俺は、俺の代わりにこの山と村を管理してほしいという意味で言ったんだ。……けれど、家族が増えるってのも悪くない。俺の旦那を名乗りたければ名乗ればいいさ。俺も勇義のことは気に入っているしな。」
「今更恥ずかしそうに言われても説得力ないよ。プロポーズの時の男らしさは何処に行ったんだかね。」
お前は悟り妖怪かよ。俺らの専売特許を奪いやがって……俺が分かりやすすぎるのが問題か。これからはポーカーフェスでも覚えるかな。
「俺が寝てる間に何か変わったことはあったか勇義?」
「とくに変わらないと思うけどね。お前の姉ちゃんは奥のほうで何かしてるみたいだし、お前の妹は今お前が抱きしめてるだろ。」
視線を下に向ければそこにはいつも通りニコニコ微笑むこいしちゃんがいた。
「…心配かけてゴメンなこいしちゃん。」
「いいよ。お兄ちゃんが生きてればそれでいいよ。」
いいとは言ってくれているがその表情にはやり切れない想いが出てしまっているのか少し陰っている。コレじゃ俺達は悟られだな。とても分かりやすい。これ以上の言葉はかけ用が無いので少し抱きしめる力を強くし頭を撫でた。こいしちゃんもご満悦のようで、無垢な笑顔を見してくれた。
「お兄ちゃんは鬼いちゃんだったんだね。」
……ハッ?発音おかしくないかな?
「こいしちゃん?発音がおかしくないか?」
こいしちゃんは首を横に振りながら自分の顔の左目の上辺りをチョンチョンと指で指している。嫌な予感がしてきた。恐る恐る自分の顔の左目の上に手を伸ばすとそこには角が生えていた。螺旋状に伸びているであろうその角はしっかりと俺の身体のものだと主張する様に感覚が備わっていた。原因は1つしかない、勇義の目だろう。デメリットが無いなんて、甘い考えは無かったがまさか角が生えてくるとは思わなんだ。しかし、この事で勇義を攻めるのはお門違いもいいところだろう。寧ろ責められるのは俺の方だろう勇義から目を奪ったのだから、勇義の方を見ると、勇義の目はしっかりと再生していた。

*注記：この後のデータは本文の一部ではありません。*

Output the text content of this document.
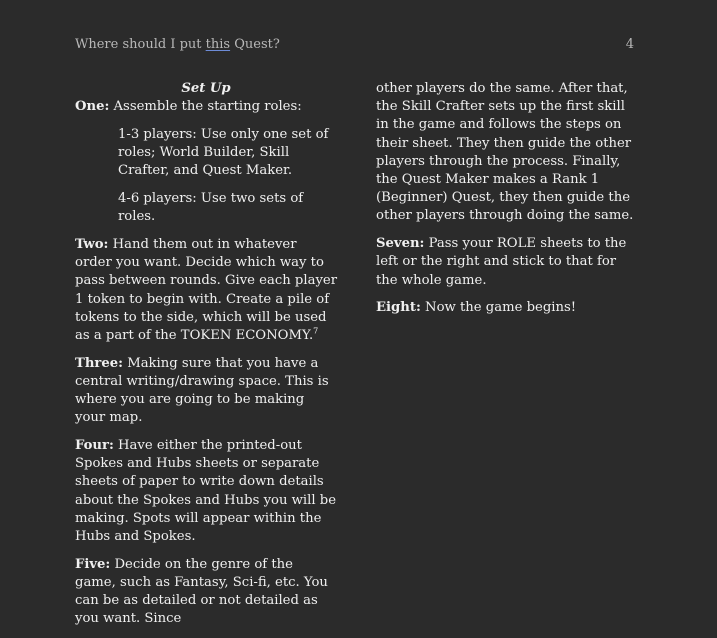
Where should I put this Quest?	4

Set Up

One: Assemble the starting roles:

1-3 players: Use only one set of roles; World Builder, Skill Crafter, and Quest Maker.

4-6 players: Use two sets of roles.

Two: Hand them out in whatever order you want. Decide which way to pass between rounds. Give each player 1 token to begin with. Create a pile of tokens to the side, which will be used as a part of the TOKEN ECONOMY.$^7$

Three: Making sure that you have a central writing/drawing space. This is where you are going to be making your map.

Four: Have either the printed-out Spokes and Hubs sheets or separate sheets of paper to write down details about the Spokes and Hubs you will be making. Spots will appear within the Hubs and Spokes.

Five: Decide on the genre of the game, such as Fantasy, Sci-fi, etc. You can be as detailed or not detailed as you want. Since

other players do the same. After that, the Skill Crafter sets up the first skill in the game and follows the steps on their sheet. They then guide the other players through the process. Finally, the Quest Maker makes a Rank 1 (Beginner) Quest, they then guide the other players through doing the same.

Seven: Pass your ROLE sheets to the left or the right and stick to that for the whole game.

Eight: Now the game begins!
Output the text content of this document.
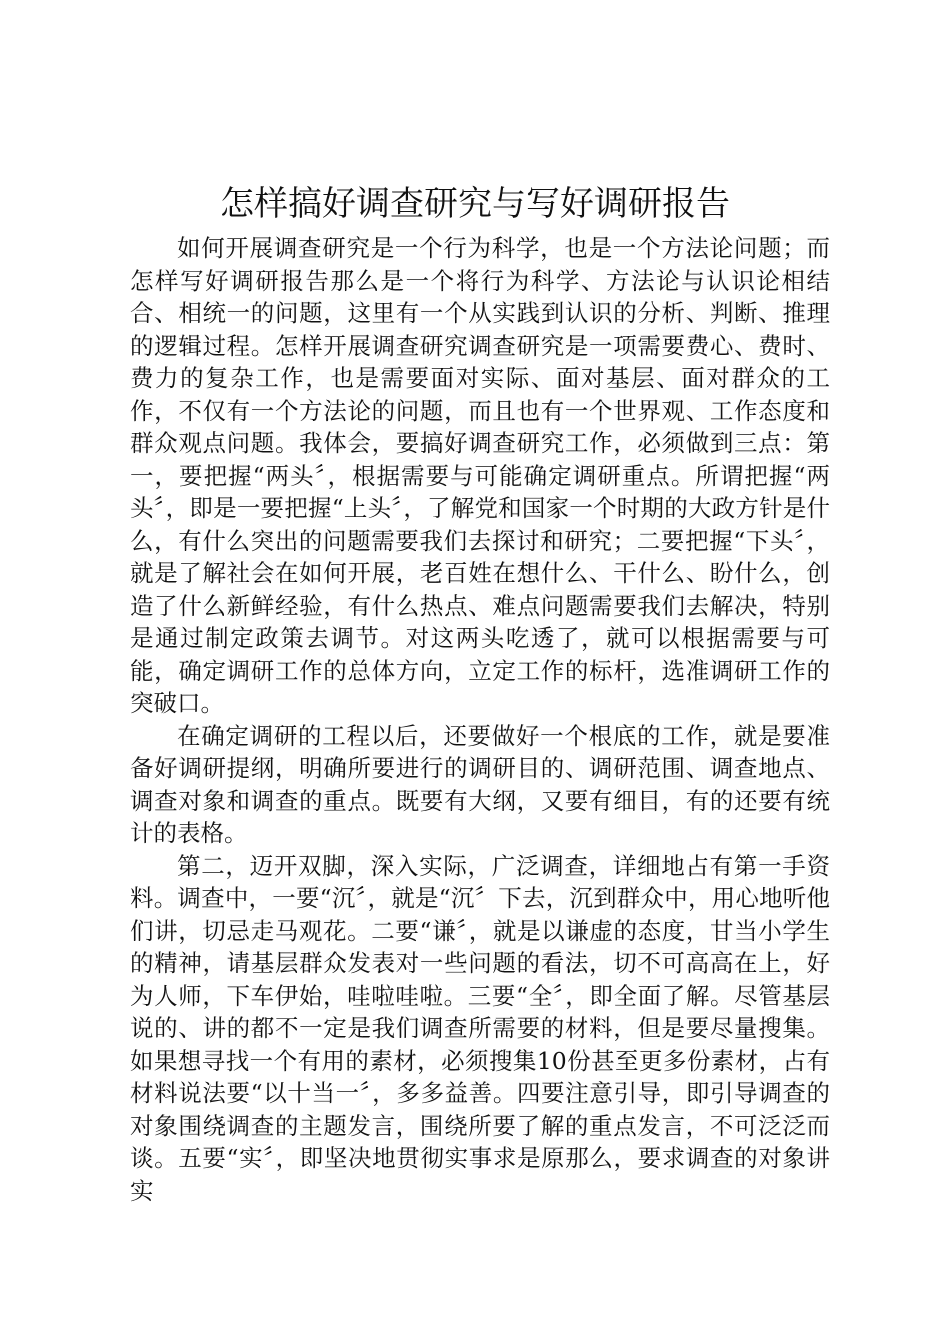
怎样搞好调查研究与写好调研报告

如何开展调查研究是一个行为科学，也是一个方法论问题；而怎样写好调研报告那么是一个将行为科学、方法论与认识论相结合、相统一的问题，这里有一个从实践到认识的分析、判断、推理的逻辑过程。怎样开展调查研究调查研究是一项需要费心、费时、费力的复杂工作，也是需要面对实际、面对基层、面对群众的工作，不仅有一个方法论的问题，而且也有一个世界观、工作态度和群众观点问题。我体会，要搞好调查研究工作，必须做到三点：第一，要把握“两头〞，根据需要与可能确定调研重点。所谓把握“两头〞，即是一要把握“上头〞，了解党和国家一个时期的大政方针是什么，有什么突出的问题需要我们去探讨和研究；二要把握“下头〞，就是了解社会在如何开展，老百姓在想什么、干什么、盼什么，创造了什么新鲜经验，有什么热点、难点问题需要我们去解决，特别是通过制定政策去调节。对这两头吃透了，就可以根据需要与可能，确定调研工作的总体方向，立定工作的标杆，选准调研工作的突破口。

在确定调研的工程以后，还要做好一个根底的工作，就是要准备好调研提纲，明确所要进行的调研目的、调研范围、调查地点、调查对象和调查的重点。既要有大纲，又要有细目，有的还要有统计的表格。

第二，迈开双脚，深入实际，广泛调查，详细地占有第一手资料。调查中，一要“沉〞，就是“沉〞下去，沉到群众中，用心地听他们讲，切忌走马观花。二要“谦〞，就是以谦虚的态度，甘当小学生的精神，请基层群众发表对一些问题的看法，切不可高高在上，好为人师，下车伊始，哇啦哇啦。三要“全〞，即全面了解。尽管基层说的、讲的都不一定是我们调查所需要的材料，但是要尽量搜集。如果想寻找一个有用的素材，必须搜集10份甚至更多份素材，占有材料说法要“以十当一〞，多多益善。四要注意引导，即引导调查的对象围绕调查的主题发言，围绕所要了解的重点发言，不可泛泛而谈。五要“实〞，即坚决地贯彻实事求是原那么，要求调查的对象讲实
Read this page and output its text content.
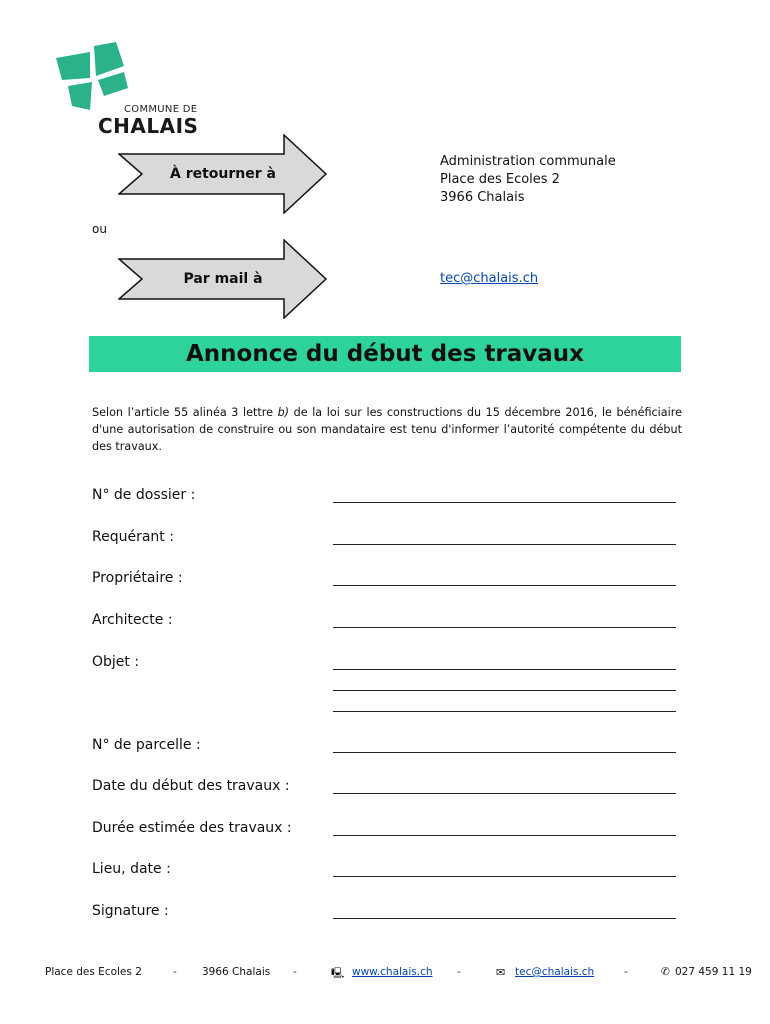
COMMUNE DE
CHALAIS
À retourner à
Administration communale
Place des Ecoles 2
3966 Chalais
ou
Par mail à	tec@chalais.ch
Annonce du début des travaux

Selon l’article 55 alinéa 3 lettre b) de la loi sur les constructions du 15 décembre 2016, le bénéficiaire d'une autorisation de construire ou son mandataire est tenu d'informer l’autorité compétente du début des travaux.

N° de dossier :
Requérant :
Propriétaire :
Architecte :
Objet :
N° de parcelle :
Date du début des travaux :
Durée estimée des travaux :
Lieu, date :
Signature :
Place des Ecoles 2	- 3966 Chalais -	🖳 www.chalais.ch -	✉ tec@chalais.ch	-	✆ 027 459 11 19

「再生に一番時間がかかったんだからな。また、やすやすと抉ってくれるなよ。旦那様。」
そういう勇義の顔は少し赤くなっていた。
「鬼の四天王ともあろう御方がそれだけで、赤くなるとは可愛いねぇ。」
さっきのお返しと言わんばかりにからかってやった。勇義はよほど恥ずかしかったのか、俺の頭から足を抜き、俺の頭が地面に落ちる前に、拳で殴ってきた。
鬼の力が俺の体にあったおかげで、粉砕までもいかないが、俺はもう一度気を失った。